A large proportion of organisations opt to send employees to externally run training courses when they want employees to learn new skills. This training can take on a variety of forms, it may be related to leadership development, new “hot skills” such as Agile or Design Thinking, or more traditional technical skills courses. However, the results of these training programmes are often questionable. Sure, employees may get a shiny new certificate, but there are very few corporate success stories of these external training courses delivering substantial change within an organisation.

Cultural Context

The key reason for the disconnect between external training and internal application is that they usually do not provide context for how to apply the principles learned internally within an employee’s specific organisation. For example, I have seen leaders attend Agile training, but then they go back into an organisation where everything is top down and micromanaged, and they don’t see how they can begin to apply those principles. They may understand the concept, but if their boss thinks everything should be top down, centrally owned, and micro-managed, how do you implement agile in that environment? This is where the benefits of internal training come in. Although the training may not be as academic and structured if run internally, there is a key advantage in that the training will be practical and allow employees to understand how to apply this within the organisation.

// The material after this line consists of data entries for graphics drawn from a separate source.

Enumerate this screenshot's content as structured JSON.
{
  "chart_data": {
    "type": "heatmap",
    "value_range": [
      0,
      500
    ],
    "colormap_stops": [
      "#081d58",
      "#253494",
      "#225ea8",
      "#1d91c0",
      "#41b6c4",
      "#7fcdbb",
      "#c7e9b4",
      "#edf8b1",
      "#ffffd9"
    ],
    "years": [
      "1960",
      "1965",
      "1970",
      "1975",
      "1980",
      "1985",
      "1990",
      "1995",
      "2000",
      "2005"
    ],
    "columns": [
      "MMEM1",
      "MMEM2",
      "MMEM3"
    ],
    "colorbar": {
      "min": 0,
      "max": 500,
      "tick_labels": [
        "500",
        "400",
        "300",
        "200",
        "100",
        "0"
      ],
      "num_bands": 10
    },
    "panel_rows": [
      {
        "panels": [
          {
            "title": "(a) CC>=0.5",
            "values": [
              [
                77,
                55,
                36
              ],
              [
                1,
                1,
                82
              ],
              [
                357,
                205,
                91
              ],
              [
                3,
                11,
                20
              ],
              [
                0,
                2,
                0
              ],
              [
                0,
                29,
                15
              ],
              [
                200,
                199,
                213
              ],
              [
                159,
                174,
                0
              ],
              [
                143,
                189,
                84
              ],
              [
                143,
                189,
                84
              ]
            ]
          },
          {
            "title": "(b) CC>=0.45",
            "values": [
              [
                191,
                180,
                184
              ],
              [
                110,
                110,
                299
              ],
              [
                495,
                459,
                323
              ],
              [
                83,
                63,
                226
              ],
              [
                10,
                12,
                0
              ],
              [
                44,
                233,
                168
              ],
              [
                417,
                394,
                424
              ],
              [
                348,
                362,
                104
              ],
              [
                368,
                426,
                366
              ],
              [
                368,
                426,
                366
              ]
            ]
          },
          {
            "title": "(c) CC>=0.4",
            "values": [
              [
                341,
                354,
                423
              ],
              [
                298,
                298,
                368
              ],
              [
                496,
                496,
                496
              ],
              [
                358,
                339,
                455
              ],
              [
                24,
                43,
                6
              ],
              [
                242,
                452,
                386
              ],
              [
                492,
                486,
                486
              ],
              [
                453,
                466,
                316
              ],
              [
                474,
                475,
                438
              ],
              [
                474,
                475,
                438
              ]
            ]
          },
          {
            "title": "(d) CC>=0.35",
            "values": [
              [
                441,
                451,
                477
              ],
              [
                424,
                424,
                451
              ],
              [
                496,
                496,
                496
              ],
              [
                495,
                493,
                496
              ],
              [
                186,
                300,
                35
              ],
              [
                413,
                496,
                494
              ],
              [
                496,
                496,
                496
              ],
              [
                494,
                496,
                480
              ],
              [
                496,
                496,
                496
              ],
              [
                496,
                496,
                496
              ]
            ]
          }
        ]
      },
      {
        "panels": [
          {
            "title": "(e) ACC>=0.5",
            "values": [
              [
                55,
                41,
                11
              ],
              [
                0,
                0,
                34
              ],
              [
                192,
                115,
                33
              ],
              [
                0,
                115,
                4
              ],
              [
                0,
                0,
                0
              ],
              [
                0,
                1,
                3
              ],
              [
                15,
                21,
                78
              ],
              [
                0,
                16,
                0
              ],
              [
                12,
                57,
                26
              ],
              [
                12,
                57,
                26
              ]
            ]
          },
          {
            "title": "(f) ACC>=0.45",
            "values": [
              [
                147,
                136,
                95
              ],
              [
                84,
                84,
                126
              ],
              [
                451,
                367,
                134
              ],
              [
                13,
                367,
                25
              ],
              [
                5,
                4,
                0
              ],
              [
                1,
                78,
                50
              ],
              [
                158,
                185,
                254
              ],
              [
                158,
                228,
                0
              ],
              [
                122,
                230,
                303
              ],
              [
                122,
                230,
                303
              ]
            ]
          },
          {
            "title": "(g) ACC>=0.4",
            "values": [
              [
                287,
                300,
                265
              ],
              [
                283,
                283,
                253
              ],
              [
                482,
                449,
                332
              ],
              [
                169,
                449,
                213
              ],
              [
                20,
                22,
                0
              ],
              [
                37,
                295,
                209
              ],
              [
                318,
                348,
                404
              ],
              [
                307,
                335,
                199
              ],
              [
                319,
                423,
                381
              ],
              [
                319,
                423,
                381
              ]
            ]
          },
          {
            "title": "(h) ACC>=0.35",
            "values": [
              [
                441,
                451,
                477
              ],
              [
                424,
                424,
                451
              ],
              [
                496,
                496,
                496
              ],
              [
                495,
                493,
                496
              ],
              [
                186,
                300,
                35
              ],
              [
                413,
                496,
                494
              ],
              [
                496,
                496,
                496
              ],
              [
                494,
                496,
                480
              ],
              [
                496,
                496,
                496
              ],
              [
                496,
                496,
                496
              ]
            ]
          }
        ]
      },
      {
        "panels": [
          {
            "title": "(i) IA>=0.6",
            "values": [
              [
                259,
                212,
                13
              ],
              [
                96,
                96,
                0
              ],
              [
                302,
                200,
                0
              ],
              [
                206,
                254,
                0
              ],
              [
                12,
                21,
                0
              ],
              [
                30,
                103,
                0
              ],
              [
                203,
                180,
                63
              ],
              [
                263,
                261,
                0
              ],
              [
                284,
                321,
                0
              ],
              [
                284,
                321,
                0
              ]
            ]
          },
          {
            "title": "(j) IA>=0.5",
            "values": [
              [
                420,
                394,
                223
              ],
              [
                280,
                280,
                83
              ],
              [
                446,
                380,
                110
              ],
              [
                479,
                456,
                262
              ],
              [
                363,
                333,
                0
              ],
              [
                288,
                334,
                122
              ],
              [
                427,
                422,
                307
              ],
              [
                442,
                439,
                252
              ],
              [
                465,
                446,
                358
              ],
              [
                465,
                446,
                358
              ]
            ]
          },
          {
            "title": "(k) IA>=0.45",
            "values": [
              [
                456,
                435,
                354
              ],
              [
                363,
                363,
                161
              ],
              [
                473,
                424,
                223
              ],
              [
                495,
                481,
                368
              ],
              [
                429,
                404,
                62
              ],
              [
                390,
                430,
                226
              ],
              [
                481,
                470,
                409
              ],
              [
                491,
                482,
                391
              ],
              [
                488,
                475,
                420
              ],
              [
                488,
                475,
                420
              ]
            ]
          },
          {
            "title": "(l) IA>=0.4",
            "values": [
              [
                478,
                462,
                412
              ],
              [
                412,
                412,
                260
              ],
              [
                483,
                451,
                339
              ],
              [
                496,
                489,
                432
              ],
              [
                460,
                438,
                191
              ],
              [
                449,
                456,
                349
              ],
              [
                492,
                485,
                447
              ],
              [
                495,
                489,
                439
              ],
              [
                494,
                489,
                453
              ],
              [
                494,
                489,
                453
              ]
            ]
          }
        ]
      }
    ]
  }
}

Employees Training Employees

With internal training able to accommodate for internal organisational culture, it also allows for the trainers to also be more relatable. This is because an organisation should use its own employees to run the training sessions. Internal training should use real life examples, problems and challenges that the employees face on a day to day basis. The trainers should then be other employees that have successfully overcome these challenges. By using existing employees to train, they can articulate the exact skills and methods that have used to deliver the required results. They will be able to do this effectively using internal language and dynamics to plot a clear path for other employees. It also gives employees confidence that the desired outcomes can be achieved, because one of their colleagues has already done it.

Ensure there is follow up

Finally, it is incredibly important that there is a clear follow up strategy and plan in place for execution once the training session has been completed. Far too many HR teams facilitate a workshop, and then never follow up on the session. They often say, “well they should know as we have trained them”. This is completely unrealistic. If you go to a group of people who have done things a certain way for a decade, spend two hours showing them another way of doing something, and then just expect them to start doing it, you are deluded. It is never going to happen. Instead, there needs to be consistent follow up and a clear timeline for implementing the new ideas. If there is no plan, there will be no action.